Der Ärztestopp, ursprünglich geplant, um eine Zuwanderung ausländischer Ärzte zu verhindern, erweist sich damit als untauglich und leistet der Hausarztmedizin einen Bärendienst. Die Hausärzte fordern deshalb von der ständerätlichen Gesundheitskommission, sich auf ein neues Modell zu einigen, das den Zulassungsstopp ablöst.
Neue Prioritäten setzen Der Mangel an Hausärzten wird immer offensichtlicher, besonders in ländlichen Gebieten. Dabei braucht es die Hausarztmedizin mehr denn je, um die hohe Qualität der medizinischen Grundversorgung der Bevölkerung auch in Zukunft zu gewährleisten. Doch statt die Hausärzte zu unterstützen, konfrontiert sie das Bundesamt für Gesundheit mit Weisungen und Verordnungen, die nicht nachvollziehbar und für die Hausarztmedizin kontraproduktiv sind.

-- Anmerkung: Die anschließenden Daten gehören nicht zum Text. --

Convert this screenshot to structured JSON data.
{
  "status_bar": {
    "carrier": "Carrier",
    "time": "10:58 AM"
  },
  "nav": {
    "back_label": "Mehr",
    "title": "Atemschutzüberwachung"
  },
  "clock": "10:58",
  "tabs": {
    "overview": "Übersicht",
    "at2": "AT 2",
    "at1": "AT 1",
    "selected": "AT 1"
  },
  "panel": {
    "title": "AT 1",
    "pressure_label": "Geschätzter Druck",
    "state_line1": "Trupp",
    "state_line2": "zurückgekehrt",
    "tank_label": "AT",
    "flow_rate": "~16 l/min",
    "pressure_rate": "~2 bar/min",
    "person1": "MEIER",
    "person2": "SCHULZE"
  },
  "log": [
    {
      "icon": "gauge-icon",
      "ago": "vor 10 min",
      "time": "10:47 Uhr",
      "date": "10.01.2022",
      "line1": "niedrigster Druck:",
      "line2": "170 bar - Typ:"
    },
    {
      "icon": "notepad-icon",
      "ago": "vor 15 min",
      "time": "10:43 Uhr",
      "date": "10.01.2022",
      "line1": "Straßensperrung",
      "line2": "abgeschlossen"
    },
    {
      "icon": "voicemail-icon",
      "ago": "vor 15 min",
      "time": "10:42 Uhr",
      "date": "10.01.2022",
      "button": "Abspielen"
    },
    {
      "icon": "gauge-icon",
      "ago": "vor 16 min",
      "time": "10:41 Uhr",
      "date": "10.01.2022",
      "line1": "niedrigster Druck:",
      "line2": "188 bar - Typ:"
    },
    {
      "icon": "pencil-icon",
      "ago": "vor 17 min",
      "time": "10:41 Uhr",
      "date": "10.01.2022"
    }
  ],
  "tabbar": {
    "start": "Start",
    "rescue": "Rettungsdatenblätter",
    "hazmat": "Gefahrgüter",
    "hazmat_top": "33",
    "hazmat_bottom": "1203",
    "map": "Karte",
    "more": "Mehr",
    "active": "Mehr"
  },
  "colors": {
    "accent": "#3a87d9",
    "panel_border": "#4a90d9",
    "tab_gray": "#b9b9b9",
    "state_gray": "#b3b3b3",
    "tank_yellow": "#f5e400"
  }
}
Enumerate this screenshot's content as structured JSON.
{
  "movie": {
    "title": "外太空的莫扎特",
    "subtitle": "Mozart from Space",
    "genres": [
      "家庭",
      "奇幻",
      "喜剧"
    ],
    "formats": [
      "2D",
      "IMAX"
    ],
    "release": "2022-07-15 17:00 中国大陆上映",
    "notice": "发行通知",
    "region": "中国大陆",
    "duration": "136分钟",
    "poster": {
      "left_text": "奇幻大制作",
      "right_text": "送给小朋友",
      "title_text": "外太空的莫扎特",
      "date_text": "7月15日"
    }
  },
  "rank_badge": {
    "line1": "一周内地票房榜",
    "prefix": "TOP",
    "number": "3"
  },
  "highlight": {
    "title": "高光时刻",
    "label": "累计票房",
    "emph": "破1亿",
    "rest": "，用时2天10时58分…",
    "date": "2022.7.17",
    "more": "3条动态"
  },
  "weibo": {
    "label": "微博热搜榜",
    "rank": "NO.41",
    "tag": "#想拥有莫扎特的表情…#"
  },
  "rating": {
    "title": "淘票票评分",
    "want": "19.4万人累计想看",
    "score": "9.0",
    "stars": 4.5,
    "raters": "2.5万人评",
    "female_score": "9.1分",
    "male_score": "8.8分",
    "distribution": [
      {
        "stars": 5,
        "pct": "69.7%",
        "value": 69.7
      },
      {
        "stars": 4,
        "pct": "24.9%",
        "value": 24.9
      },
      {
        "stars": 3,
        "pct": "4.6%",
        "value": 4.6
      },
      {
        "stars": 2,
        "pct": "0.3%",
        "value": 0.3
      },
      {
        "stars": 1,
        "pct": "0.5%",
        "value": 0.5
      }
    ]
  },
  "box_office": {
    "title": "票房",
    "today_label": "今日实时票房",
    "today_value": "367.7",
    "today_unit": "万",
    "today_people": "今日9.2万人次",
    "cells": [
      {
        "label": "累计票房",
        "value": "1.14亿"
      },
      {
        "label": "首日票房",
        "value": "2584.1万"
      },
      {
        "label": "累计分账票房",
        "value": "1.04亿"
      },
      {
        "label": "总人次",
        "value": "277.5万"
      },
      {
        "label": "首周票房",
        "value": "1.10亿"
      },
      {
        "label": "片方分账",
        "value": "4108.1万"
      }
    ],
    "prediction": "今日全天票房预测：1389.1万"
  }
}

Angesichts der festgefahrenen Diskussionen und Verhandlungen in der Gesundheitspolitik steigen die Hausärzte nun in die politische Arena. Ziel ist, die gesundheitspolitischen Machtverhältnisse umzukehren und neue Prioritäten zu setzen für eine Hausarztmedizin mit gesicherter Zukunft. Zurzeit arbeiten die Hausärzte einen Verfassungsartikel aus, der regeln soll, wie die Hausarztmedizin in der Bundesverfassung verankert werden kann.